4. Making Jean Paul Valley Batman
Bane had broken the Batman. It was a shocking moment for readers, and for Bruce Wayne himself; the Batman, previously indestructible, brought to his knees by a hulking brute. Recovery would take time, might even be impossible; in the meantime, Gotham City needed a Batman, and Bruce would have to appoint one, at best to be a temporary fill in, at worst to be a successor. And to fill the role, Bruce Wayne chose -- ...Jean-Paul Valley? Wait,
who? Yes kids, believe it or not, there was a time (read: the early '90s) before "big events" became the rage in comics when a lot of people were honest-to-God convinced that there was a brand new tough as nails Batman in town, and he went by the name of Jean-Paul Valley.
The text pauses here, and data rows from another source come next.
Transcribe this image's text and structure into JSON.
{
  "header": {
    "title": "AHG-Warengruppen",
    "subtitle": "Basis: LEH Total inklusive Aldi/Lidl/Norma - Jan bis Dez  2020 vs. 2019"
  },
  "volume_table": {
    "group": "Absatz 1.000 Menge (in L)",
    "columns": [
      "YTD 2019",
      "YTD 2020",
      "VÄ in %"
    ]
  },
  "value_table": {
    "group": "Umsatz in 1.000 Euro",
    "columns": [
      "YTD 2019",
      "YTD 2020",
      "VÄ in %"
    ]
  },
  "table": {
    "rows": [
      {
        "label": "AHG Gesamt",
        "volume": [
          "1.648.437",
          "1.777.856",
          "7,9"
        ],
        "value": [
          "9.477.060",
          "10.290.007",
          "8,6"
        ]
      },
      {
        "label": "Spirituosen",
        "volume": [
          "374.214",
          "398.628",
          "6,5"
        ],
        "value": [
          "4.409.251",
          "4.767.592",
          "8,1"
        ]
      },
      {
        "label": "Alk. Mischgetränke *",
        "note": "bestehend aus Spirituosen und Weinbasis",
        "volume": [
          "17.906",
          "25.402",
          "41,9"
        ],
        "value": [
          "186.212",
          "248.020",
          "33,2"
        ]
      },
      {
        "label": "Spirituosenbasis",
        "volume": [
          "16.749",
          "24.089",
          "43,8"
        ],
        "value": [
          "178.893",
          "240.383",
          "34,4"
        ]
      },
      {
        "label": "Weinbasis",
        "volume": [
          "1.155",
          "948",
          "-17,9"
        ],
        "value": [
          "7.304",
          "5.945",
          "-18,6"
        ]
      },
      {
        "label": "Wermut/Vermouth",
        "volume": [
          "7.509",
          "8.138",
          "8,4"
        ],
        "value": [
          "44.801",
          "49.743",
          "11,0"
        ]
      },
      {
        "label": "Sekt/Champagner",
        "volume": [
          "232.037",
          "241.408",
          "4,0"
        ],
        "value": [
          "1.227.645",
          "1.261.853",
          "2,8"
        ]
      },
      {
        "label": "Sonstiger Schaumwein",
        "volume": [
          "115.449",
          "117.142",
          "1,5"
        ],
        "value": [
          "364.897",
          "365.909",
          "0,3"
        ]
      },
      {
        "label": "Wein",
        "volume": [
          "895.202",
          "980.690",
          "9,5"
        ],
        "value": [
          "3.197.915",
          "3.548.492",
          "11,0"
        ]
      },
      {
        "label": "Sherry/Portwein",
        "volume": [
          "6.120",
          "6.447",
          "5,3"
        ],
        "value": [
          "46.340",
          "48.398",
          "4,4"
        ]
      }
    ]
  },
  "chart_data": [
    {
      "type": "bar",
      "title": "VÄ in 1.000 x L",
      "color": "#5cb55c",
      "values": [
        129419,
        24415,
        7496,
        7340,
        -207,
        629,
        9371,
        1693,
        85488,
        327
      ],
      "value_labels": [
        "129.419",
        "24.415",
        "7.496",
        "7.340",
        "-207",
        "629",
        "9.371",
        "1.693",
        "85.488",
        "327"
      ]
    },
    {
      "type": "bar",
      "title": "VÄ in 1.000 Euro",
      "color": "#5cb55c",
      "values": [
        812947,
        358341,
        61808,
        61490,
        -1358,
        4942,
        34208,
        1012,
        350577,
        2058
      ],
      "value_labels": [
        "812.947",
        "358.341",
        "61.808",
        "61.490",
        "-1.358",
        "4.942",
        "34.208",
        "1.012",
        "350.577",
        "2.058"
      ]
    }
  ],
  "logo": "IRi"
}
Valley was a college student who learned that his father had been an assassin named Azrael, a sort of sleeper agent working for the Order of St. Dumas; their martial arts style, "the System", had been planted in Valley's brain, to be unleashed shockingly and without warning when the time came. Valley met Bruce Wayne in the "Sword of Azrael" miniseries a few years before the Knightfall story arc, and Bruce had been helping the young man come to terms with his new status as a super assassin from hell. So what better way to help Jean Paul Valley cope with these stunning revelations than suddenly, and without warning, thrusting him into the role of Gotham's protector? No wonder Jean Paul cracked under the strain. Jean Paul's ascension to the throne of the Bat clearly had more to do with thematic notions than character consistency. It's remembered now as the storyline about Bane breaking the Bat, but most people forget what Knightfall was
really supposed to be about. By the '90s, violent characters were the norm in superhero comics, and Batman's "no kill" rule seemed almost passé; the writers on the Batman titles wanted to give the readers what they wanted -- a "tougher, meaner" Batman -- and show them why that was actually a
terrible idea. The problem was they had to do this at the expense of logic. If Bruce was going to disappear, why not ask Dick Grayson to fill in as Batman? (Bruce tossed out some pablum about how Dick was "his own man", which didn't even make sense to
the other characters in the comic.) Hell, Bruce would've been better off asking
Alfred to put on the batsuit. Anyone but Jean Paul, who predictably began cracking under the strain almost immediately, monologuing endlessly about "The System", going on a massive ego trip, becoming unnesscarily brutal with criminals and allowing the villain Anarky to die a brutal, painful death. Valley, who was a major fixture of the Batman titles throughout the Knightfall story arc, has more or less disappeared since the early '90s. Maybe the writers are as embarrassed by his time in the cape as Bruce is.